By Ron Cowen
Photons left over from the birth of the universe appear to have helped generate the longest X ray-emitting jet ever found in a distant galaxy.
Discovered by NASA’s Chandra X-ray Observatory, the jet shoots at least 1 million light-years into space, about 10 times the diameter of the galaxy in which the jet originates.
The jet emanates from a quasar–a brilliant source of light believed to be powered by a supermassive black hole–at the galaxy’s core. Composed of charged particles, the jet broadcasts faint radio waves in addition to the brilliant X-ray emissions.
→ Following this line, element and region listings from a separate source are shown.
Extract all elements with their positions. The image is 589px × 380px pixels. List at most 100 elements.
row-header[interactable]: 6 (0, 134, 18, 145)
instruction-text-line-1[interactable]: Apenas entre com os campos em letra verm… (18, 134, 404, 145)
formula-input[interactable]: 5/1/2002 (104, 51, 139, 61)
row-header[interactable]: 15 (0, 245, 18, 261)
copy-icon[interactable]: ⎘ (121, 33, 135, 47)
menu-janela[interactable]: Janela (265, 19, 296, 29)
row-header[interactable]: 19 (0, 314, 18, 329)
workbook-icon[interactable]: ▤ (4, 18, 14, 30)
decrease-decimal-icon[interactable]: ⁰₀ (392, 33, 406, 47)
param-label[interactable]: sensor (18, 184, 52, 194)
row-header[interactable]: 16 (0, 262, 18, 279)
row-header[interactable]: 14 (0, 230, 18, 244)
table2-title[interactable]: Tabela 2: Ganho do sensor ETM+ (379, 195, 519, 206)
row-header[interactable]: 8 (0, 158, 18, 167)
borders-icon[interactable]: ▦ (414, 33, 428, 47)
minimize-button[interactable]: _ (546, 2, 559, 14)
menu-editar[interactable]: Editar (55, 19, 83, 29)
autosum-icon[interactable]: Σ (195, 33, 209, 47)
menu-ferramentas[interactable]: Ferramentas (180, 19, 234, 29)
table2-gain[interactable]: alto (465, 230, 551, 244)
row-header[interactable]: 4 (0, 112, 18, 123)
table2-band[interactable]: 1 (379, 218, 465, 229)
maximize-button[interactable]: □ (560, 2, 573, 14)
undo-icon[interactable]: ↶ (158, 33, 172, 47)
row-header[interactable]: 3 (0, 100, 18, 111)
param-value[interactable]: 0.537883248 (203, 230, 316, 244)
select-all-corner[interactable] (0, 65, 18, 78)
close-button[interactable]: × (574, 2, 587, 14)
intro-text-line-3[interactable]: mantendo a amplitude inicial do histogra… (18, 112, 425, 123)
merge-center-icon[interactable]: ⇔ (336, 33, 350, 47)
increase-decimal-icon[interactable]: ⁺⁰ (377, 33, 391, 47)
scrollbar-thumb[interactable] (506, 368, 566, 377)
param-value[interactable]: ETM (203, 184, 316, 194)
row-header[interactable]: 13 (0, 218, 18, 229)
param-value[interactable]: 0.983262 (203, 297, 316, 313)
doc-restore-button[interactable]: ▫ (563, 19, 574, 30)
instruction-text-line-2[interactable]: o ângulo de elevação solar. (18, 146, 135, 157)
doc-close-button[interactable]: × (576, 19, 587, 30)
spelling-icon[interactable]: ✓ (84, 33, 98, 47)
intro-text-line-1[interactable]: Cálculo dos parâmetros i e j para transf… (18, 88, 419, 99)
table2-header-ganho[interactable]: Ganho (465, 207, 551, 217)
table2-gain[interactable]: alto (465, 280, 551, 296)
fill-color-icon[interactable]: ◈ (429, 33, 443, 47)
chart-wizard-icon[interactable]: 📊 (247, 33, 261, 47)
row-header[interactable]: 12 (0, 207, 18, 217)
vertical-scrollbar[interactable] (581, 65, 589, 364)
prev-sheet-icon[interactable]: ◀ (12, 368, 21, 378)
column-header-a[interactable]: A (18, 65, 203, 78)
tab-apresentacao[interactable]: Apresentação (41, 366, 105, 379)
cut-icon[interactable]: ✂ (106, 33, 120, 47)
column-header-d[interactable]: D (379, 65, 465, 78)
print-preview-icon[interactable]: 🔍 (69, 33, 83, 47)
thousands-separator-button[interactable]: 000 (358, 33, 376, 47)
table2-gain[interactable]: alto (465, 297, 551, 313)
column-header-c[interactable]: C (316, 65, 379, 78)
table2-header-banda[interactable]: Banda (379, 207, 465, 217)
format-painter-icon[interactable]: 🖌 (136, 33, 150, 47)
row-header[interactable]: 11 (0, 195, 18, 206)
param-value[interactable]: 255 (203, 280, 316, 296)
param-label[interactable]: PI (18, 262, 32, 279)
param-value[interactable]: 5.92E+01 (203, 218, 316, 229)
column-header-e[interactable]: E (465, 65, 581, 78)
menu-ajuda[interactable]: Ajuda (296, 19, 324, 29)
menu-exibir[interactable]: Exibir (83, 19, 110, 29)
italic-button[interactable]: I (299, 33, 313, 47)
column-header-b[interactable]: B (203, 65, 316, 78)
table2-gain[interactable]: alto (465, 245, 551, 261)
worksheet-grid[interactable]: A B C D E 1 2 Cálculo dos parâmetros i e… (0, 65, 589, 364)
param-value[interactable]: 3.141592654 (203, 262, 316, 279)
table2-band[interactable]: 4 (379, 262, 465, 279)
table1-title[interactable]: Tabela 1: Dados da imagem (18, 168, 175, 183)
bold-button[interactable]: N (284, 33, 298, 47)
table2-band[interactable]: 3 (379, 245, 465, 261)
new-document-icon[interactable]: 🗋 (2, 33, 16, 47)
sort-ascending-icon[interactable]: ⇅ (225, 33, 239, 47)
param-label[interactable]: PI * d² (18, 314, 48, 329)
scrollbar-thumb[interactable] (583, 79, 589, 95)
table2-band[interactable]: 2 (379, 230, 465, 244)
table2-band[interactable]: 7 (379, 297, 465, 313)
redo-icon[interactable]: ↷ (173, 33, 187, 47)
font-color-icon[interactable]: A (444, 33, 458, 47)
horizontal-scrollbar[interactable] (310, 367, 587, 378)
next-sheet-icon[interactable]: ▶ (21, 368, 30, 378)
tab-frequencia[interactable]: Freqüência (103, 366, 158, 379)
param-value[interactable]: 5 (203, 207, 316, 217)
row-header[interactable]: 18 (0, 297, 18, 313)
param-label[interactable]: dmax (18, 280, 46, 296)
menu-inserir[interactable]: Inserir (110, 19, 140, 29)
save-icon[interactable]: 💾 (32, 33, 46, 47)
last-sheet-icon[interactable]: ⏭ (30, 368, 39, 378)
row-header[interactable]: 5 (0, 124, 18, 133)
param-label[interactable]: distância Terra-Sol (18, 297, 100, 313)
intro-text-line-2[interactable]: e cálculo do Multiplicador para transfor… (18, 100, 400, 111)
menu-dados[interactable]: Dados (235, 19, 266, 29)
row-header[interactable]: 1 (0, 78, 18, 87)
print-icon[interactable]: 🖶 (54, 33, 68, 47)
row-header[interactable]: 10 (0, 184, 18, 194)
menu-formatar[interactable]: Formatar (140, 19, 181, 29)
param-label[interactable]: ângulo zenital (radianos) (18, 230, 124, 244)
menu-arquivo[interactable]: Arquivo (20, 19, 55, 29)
The jet’s great length makes it unlikely that the quasar could provide the energy for the X rays, notes Aneta Siemiginowska of the Harvard-Smithsonian Center for Astrophysics in Cambridge, Mass. The relative intensity of the X-ray and radio emissions, as well as differences in their distribution within the jet, also casts doubt on several other possible energy sources, she adds.
Instead, Siemiginowska and her colleagues say the X rays are most likely generated by collisions between charged particles in the jet and photons in the cosmic microwave background (CMB)–the radiation left over from the Big Bang, which permeates all of space. When photons in the CMB collide with electrons in the jet, the electrons get a boost in energy and emit
X rays, suggest Siemiginowska, Jill Bechtold of the University of Arizona in Tucson, and their colleagues in the May 10 Astrophysical Journal.
The quasar lies some 10 billion light-years from Earth. That means the X rays that Chandra now records left the distant galaxy when the expanding universe was relatively young and compact. In a denser universe, collisions between charged particles and the CMB were more likely than they are today.
Interactions with the CMB could account for the 20 or so X-ray jets so far spied by Chandra, says Richard Mushotzky of NASA’s Goddard Space Flight Center in Greenbelt, Md. Only three were known before Chandra’s launch in 1999.
In addition to suggesting a novel role for the CMB, which astronomers usually study to glean information about the earliest moments of the universe, data about the jet may provide new clues about the formation of quasars and the black holes that fuel them, says Siemiginowska. For instance, the jet’s length indicates that the quasar has been active for 1 million years.
Bechtold and Siemiginowska found the jet by accident while using Chandra to study the X-ray spectrum of the quasar, known as PKS 1127-145.
The spectrum is itself intriguing: It reveals that en route to Earth, light from the quasar passed through an intervening galaxy. Since specific atoms absorb specific X-ray wavelengths, the spectrum carries information about the galaxy’s composition. Moreover,
X rays provide a highly accurate probe of galactic chemistry because atoms absorb this penetrating radiation regardless of whether they are ionized, attached to dust, or incorporated into molecules, says Mushotzky.
Because the intervening galaxy lies so far away, the quasar light passed through it 4 billion years ago. The spectrum shows that the galaxy has only about 20 percent as much oxygen as our solar system has today. The researchers described their study in the Nov. 20, 2001 Astrophysical Journal.
The galaxy could be a dwarf, which is a galaxy type known to have a lower abundance of heavy elements than do larger galaxies like the Milky Way, notes Bechtold. On the other hand, the oxygen shortage could be an indication of how the chemical composition of galaxies evolves over time.